The baddest of the bad guys is Mr. Creakle (Ian McKellen), the sadistic headmaster of a boarding school who gets his kicks by beating the Dickens, so to speak, out of young belligerents. "Roots" has nothing on the crack, CRACK of the whip in "Copperfield's" brutal torture scenes, some of which may not be suitable for all audiences. As young David, Daniel Radcliffe is convincing throughout, but he shows talent beyond his years during the most disturbing scenes of cruelty and humiliation.
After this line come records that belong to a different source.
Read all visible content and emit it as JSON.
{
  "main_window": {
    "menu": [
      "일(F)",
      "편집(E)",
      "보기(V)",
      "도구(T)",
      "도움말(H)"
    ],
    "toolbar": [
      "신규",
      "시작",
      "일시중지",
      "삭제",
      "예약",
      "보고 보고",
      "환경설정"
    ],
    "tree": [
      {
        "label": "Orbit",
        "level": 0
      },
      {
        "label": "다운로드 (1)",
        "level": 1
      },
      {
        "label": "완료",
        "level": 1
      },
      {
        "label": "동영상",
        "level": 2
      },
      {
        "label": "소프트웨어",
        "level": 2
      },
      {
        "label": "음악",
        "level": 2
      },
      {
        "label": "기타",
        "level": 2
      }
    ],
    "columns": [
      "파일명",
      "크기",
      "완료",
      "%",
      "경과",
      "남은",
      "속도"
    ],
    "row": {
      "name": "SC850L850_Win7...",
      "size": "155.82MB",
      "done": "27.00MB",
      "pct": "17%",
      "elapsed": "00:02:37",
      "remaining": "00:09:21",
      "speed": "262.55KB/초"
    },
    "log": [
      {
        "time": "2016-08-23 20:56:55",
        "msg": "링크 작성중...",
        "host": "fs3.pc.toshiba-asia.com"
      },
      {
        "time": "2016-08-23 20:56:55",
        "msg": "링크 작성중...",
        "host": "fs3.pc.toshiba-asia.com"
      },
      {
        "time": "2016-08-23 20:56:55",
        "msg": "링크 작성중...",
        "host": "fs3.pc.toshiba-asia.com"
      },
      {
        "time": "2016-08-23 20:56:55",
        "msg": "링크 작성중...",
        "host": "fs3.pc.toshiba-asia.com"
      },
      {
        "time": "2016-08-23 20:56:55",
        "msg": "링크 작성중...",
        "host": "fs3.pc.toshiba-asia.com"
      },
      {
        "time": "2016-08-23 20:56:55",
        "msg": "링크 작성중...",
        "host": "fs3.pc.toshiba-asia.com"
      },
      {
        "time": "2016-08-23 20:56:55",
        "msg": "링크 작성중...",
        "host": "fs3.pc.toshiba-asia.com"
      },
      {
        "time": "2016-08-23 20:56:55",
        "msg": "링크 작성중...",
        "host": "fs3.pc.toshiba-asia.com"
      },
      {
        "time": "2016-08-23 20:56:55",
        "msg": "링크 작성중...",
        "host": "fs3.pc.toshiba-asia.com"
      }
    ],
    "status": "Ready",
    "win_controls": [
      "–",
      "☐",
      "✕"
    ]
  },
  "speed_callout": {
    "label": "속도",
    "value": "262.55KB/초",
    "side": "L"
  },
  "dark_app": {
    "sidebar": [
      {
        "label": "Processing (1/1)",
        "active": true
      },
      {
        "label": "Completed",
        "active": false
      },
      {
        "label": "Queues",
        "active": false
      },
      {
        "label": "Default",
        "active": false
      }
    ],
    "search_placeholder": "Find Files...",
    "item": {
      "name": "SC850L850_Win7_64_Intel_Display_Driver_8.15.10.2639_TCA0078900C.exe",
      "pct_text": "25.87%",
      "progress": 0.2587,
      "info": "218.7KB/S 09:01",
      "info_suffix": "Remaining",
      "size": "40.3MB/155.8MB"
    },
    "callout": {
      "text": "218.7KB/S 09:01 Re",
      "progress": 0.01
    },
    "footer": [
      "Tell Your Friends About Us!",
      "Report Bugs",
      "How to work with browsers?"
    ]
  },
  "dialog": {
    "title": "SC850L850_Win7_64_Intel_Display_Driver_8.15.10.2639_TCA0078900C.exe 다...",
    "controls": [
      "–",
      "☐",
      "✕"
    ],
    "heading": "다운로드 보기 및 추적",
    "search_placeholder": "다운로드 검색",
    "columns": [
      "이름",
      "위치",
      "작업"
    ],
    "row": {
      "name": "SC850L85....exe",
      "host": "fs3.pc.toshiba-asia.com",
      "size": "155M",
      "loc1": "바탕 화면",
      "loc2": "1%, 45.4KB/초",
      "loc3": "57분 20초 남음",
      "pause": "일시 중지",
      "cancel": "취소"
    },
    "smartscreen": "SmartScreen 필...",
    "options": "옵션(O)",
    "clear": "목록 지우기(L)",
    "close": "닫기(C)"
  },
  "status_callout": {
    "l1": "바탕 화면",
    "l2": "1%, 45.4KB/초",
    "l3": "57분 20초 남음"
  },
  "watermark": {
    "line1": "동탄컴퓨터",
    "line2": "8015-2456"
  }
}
But as much as audiences may want the bad guys to suffer, they'll want to reach through the screen and hug David's benefactors. Hoskins is wonderful as a dedicated family man who takes David in and helps him despite his chronic debt. Hoskins plays it with a touch of warmth and just the amount of affection that would have been appropriate at the time.

Great Aunt Betsey (Smith), who in a funny opening scene was betting that the newborn David would be a girl, grows in importance in Part 2 when the scraggily, broken boy shows up at her lavish estate. David, now played more predictably by Ciaran McMenamin, falls in love, marries, becomes a writer and finally finds his fortune after the failure of a legal fraud perpetrated by Nicholas Lyndhurst's weasely Uriah Heep.

Although the story is supposed to kick into high gear on the second night, its villains are far less vile. And David, as a capable young man, is less vulnerable and less interesting. Still, Dickens' story is intact, and Part 2 rewards its audience with a warm and fuzzy ending. But it's a long way to go for a happily-ever-after.

This "Masterpiece" isn't likely to assuage NEA dissenters, but it's worth a couple of evenings for those who've acquired the taste.